Eichstätt
"Blöder kann man nicht beginnen!"

Holpriger Wahlkampfauftakt: SPD-Basis fordert mehr Mitsprache - Kandidaten sind jetzt offiziell gekürt

24.11.2017 | Stand 02.12.2020, 17:10 Uhr
Die Delegierten des SPD-Unterbezirks Eichstätt haben Andrea Mickel als Kandidatin für die Bezirkstagswahl und Christian De Lapuente (rechts) als Kandidaten für die Landtagswahl 2018 nominiert. Zuvor musste UB-Vorsitzender Sven John wegen des Vorgehens Kritik von den Jusos einstecken. −Foto: Chloupek

Grösdorf (EK) Soweit ist beim SPD-Unterbezirk Eichstätt alles klar: Christian De Lapuente ist Direktkandidat für die Landtagswahl, Andrea Mickel bewirbt sich um ein Bezirkstagsmandat. Sie haben die Zustimmung der Delegierten. Allerdings wurde auch deutlich: Die Basis will mehr gefragt werden.

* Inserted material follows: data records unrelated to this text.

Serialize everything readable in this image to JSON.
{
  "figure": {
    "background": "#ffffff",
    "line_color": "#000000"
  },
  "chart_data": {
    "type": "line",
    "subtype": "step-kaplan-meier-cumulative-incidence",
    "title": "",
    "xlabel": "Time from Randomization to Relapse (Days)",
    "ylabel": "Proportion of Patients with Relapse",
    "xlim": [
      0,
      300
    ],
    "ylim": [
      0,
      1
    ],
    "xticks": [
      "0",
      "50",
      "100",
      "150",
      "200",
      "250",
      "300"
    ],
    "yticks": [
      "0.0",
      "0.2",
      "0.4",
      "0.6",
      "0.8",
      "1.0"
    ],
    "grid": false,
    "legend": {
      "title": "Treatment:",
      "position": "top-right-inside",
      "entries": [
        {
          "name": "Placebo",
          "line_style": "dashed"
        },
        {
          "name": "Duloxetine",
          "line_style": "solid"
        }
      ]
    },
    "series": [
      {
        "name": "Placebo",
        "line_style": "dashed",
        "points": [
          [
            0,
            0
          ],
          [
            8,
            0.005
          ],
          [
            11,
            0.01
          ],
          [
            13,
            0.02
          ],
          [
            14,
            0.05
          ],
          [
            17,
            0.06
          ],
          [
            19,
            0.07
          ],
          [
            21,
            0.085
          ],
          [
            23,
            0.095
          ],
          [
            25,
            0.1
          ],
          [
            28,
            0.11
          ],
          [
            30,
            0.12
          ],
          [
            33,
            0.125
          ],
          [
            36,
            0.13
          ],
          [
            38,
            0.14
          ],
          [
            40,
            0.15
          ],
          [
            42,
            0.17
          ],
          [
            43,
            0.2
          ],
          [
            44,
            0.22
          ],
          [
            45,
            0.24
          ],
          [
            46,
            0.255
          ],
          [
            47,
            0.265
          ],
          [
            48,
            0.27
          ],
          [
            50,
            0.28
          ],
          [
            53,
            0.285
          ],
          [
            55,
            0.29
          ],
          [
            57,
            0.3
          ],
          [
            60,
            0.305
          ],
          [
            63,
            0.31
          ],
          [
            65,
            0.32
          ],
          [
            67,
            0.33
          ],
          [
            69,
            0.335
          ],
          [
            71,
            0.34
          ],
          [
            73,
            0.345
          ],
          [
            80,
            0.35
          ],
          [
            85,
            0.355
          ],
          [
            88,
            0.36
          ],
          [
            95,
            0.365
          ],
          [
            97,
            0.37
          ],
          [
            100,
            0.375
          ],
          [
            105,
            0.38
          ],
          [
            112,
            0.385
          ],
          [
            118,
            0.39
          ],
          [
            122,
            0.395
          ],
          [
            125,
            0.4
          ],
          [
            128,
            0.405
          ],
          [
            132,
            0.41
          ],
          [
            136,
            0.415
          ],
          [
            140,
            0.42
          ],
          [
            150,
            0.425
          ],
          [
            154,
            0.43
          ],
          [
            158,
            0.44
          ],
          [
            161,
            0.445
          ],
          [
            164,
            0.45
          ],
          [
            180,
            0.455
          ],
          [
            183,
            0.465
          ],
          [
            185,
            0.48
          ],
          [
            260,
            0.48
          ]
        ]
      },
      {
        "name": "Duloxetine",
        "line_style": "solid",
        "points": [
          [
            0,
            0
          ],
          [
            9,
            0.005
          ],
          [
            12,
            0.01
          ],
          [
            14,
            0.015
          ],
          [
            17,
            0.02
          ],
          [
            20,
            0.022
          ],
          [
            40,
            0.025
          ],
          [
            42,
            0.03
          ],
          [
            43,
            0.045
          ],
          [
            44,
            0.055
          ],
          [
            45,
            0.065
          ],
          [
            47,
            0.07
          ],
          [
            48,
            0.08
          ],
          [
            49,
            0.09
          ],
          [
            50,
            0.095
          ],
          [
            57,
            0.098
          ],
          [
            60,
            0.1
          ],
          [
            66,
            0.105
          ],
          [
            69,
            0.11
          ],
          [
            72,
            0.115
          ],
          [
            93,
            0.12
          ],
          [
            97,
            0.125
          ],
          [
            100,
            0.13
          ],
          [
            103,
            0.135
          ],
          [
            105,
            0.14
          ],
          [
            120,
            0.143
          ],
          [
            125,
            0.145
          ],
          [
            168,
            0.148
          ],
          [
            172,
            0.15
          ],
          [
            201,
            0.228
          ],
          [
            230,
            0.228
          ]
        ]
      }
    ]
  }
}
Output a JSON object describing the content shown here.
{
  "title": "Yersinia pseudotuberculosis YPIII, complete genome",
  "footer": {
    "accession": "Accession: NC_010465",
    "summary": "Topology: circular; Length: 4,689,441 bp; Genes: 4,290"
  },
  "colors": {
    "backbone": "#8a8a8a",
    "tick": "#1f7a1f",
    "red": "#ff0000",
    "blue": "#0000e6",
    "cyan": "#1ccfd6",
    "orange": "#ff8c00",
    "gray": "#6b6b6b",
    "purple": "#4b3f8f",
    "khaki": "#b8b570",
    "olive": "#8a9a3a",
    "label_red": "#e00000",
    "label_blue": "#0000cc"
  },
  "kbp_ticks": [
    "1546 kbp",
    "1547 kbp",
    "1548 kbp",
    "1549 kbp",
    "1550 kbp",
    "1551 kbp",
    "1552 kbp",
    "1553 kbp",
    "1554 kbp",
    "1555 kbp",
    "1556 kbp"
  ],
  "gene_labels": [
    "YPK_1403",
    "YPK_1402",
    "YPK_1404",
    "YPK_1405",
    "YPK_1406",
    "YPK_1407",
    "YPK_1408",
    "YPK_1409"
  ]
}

Der SPD-Unterbezirk Eichstätt ist mit etwa 930 Mitgliedern außerhalb Münchens der stärkste in Oberbayern. Und auch bei der Delegiertenversammlung am Donnerstagabend in Grösdorf wurde an den Tischen natürlich über die Bundespolitik gesprochen: Soll die SPD nach dem Scheitern der Sondierungsgespräche von Union, Grünen und FDP nun doch Bereitschaft für eine große Koalition signalisieren? Soll sie tatsächlich in die Opposition gehen? Die Delegierten aus den Ortsverbänden des Landkreises Eichstätt haben ihre Meinungsbildung noch nicht abgeschlossen, aber es zeichnet sich ein Stimmungsbild ab: Eine Mitgliederbefragung sei dringend geboten, "die Basis muss gehört werden".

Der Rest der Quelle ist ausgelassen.